WM: What Dax is talking about is radical candor. And we are so phobic in our culture about certain topics: sex, death, money. Those are the big ones. We'll talk about politics forever, but with those three, parents are panicked. It's so important to be relaxed and frank with kids. And you heard his tone — his mother talking to him about anal sex and him talking to the girls about Michael Jackson just the same way they talked about the Easter egg hunt yesterday [like], "This is information that's useful for you to have and I'm happy to share it with you."

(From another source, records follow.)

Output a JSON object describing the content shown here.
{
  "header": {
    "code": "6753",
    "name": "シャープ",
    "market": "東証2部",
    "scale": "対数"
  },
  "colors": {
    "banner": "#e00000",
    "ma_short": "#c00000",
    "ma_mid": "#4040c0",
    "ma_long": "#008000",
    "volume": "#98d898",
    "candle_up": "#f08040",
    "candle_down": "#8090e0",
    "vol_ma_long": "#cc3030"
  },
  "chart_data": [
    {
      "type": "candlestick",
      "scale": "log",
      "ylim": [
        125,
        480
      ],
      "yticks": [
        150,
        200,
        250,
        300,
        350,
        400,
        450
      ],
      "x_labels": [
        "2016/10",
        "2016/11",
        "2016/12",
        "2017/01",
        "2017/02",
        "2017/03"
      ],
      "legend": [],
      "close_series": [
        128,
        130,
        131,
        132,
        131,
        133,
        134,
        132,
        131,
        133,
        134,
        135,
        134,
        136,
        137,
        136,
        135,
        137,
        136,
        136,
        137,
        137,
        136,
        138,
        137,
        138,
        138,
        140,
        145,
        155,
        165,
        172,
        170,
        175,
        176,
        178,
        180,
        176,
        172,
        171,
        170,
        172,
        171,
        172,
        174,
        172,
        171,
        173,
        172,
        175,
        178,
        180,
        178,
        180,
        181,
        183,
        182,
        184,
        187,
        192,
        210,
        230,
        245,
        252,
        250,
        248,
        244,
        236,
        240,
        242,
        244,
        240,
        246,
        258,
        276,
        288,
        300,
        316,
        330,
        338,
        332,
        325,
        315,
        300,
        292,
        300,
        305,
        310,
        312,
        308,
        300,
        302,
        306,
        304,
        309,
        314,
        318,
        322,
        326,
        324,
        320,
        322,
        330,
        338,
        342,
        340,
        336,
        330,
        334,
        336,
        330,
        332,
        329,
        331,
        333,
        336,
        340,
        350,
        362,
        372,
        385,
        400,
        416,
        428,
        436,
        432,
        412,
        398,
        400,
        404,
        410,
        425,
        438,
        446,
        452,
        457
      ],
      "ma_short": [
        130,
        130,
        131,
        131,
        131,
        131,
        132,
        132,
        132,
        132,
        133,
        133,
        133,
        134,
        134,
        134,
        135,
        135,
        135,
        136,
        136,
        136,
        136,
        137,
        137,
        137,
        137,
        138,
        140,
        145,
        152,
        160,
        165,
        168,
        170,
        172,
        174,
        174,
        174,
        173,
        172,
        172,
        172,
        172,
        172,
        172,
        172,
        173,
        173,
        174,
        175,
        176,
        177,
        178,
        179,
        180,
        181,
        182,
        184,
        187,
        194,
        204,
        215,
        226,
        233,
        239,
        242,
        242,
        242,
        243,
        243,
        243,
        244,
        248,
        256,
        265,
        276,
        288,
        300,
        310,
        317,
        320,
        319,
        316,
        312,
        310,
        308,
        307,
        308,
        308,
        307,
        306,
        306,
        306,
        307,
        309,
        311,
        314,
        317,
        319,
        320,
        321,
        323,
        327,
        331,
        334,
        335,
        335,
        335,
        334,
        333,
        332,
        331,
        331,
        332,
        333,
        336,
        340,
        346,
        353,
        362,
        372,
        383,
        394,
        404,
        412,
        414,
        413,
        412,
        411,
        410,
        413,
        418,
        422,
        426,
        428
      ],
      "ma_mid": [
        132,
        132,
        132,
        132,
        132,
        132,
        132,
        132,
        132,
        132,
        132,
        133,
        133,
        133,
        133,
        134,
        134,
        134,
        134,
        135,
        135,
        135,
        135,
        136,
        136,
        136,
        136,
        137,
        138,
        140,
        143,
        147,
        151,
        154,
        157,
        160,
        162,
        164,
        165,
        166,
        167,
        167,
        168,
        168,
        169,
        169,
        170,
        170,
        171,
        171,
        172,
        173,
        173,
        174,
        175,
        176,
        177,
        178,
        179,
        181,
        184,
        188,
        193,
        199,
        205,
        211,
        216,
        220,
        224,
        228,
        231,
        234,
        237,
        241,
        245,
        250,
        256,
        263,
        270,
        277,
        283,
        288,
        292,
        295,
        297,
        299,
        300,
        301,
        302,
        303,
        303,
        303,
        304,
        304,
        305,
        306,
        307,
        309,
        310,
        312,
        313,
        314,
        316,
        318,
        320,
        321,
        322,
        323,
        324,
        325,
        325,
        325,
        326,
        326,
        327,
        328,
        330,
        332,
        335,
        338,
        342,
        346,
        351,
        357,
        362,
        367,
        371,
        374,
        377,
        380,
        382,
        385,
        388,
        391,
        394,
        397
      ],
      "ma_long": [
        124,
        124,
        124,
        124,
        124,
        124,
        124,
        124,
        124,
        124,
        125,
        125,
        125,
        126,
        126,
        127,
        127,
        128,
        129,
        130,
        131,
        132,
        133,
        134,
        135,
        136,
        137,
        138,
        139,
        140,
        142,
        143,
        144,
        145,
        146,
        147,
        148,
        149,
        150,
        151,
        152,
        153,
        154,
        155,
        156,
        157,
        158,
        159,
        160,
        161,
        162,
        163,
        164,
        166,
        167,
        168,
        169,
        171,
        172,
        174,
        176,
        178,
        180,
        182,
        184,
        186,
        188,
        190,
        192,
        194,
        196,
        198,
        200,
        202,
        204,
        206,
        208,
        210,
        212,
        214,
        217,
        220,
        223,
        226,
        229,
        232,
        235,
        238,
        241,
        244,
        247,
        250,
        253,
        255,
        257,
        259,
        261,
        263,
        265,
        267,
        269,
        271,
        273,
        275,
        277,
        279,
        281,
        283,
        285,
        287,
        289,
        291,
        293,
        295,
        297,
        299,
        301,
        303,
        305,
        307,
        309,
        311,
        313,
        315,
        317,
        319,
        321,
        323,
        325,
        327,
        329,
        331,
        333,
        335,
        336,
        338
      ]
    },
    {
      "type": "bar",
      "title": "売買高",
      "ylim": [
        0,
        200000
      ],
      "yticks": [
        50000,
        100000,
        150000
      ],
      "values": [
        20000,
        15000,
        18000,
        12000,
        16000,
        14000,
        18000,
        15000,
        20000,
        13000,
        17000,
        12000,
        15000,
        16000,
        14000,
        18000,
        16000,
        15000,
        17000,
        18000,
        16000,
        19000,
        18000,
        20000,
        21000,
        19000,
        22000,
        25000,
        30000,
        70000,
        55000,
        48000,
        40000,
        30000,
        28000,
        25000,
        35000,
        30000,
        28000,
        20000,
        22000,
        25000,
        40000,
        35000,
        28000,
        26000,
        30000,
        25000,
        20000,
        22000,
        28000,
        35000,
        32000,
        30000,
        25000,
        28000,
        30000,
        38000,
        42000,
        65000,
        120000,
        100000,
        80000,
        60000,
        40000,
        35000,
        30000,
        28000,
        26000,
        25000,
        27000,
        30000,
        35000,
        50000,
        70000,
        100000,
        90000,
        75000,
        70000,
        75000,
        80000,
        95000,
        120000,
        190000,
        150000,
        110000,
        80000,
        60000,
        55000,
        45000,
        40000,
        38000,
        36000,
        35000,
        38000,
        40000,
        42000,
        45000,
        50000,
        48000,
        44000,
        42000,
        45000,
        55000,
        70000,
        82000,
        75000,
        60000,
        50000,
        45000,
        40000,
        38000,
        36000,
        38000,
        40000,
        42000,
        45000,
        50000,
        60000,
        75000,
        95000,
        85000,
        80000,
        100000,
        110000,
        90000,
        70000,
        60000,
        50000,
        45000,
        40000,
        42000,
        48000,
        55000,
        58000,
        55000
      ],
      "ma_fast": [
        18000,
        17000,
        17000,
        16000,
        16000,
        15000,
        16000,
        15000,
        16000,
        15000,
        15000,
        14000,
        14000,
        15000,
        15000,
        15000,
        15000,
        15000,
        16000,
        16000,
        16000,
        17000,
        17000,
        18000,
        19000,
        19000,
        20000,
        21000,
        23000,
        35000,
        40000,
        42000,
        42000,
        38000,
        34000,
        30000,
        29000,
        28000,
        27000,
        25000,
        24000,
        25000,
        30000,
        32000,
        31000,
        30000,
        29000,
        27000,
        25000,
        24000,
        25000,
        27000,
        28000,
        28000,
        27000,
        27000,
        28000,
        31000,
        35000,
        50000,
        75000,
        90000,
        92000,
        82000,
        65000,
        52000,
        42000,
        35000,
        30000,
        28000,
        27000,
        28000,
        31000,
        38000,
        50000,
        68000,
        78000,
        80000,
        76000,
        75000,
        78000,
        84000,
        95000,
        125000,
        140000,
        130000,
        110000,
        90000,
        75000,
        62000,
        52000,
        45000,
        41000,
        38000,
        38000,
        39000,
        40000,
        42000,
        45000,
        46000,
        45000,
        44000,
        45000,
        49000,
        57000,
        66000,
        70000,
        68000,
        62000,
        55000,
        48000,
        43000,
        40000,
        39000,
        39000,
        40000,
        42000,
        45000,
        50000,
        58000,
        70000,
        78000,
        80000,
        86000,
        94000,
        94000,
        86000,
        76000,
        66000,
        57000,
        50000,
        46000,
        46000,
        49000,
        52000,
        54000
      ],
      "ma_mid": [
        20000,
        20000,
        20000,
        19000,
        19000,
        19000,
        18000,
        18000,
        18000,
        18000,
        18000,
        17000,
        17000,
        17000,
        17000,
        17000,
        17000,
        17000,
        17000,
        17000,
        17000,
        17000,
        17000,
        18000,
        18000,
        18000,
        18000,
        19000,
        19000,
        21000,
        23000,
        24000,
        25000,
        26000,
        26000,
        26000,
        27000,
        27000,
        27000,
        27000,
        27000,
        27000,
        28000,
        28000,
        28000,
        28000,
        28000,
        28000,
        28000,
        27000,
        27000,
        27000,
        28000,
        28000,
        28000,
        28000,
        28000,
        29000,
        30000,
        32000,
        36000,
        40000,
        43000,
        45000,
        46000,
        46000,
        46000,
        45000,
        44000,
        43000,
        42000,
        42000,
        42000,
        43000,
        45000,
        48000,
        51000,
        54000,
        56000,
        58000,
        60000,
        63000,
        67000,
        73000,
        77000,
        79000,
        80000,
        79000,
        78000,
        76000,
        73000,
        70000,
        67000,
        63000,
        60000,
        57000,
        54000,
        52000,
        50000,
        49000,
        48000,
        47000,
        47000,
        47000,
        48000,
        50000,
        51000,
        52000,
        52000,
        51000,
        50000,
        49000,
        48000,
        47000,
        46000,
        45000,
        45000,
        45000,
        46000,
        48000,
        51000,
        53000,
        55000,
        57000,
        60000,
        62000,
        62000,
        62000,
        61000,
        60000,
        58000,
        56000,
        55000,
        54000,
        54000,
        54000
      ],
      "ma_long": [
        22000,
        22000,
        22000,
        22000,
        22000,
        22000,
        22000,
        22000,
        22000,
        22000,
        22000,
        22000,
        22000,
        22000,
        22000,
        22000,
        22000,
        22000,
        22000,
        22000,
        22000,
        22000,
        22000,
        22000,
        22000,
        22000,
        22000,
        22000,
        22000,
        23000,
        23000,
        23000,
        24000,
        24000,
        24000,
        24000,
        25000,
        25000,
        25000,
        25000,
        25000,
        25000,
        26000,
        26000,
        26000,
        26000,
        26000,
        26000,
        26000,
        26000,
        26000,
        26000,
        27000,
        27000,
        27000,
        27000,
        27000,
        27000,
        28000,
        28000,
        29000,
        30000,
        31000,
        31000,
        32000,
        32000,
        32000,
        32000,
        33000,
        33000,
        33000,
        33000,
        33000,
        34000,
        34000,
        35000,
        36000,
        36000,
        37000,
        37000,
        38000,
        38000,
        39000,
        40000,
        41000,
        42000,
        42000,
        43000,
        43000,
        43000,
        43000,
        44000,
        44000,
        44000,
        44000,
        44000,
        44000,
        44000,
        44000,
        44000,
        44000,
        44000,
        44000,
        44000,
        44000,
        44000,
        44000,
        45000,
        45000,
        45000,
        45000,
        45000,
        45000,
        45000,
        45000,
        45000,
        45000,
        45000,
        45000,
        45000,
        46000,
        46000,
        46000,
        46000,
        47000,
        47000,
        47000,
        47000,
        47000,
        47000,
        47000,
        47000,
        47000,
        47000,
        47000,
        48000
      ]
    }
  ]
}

The other end of that continuum is oversharing, and that's when parents turn a child into an ally that replaces other adults. So — and this is going to be an exaggeration, but not so much — Mom might say to a 14-year-old daughter, because they love to step into this, "I'm thinking of leaving your father, but I'm not quite sure. Here are the pros. Here are the cons. What do you think?" We want you to say this to your best friend, not to your daughter. The term in psychology is "parentified child," and that steals their childhood from them and that's how you steal their innocence.

Two things [to avoid]: turning a child into your support system, and the other part is [sharing] global fears over which you have no control, which only makes children anxious to phobic if you don't share with them things that you're doing, or that the family can do, to right the scales of justice or what the planet needs.

This interview has been edited for clarity and length.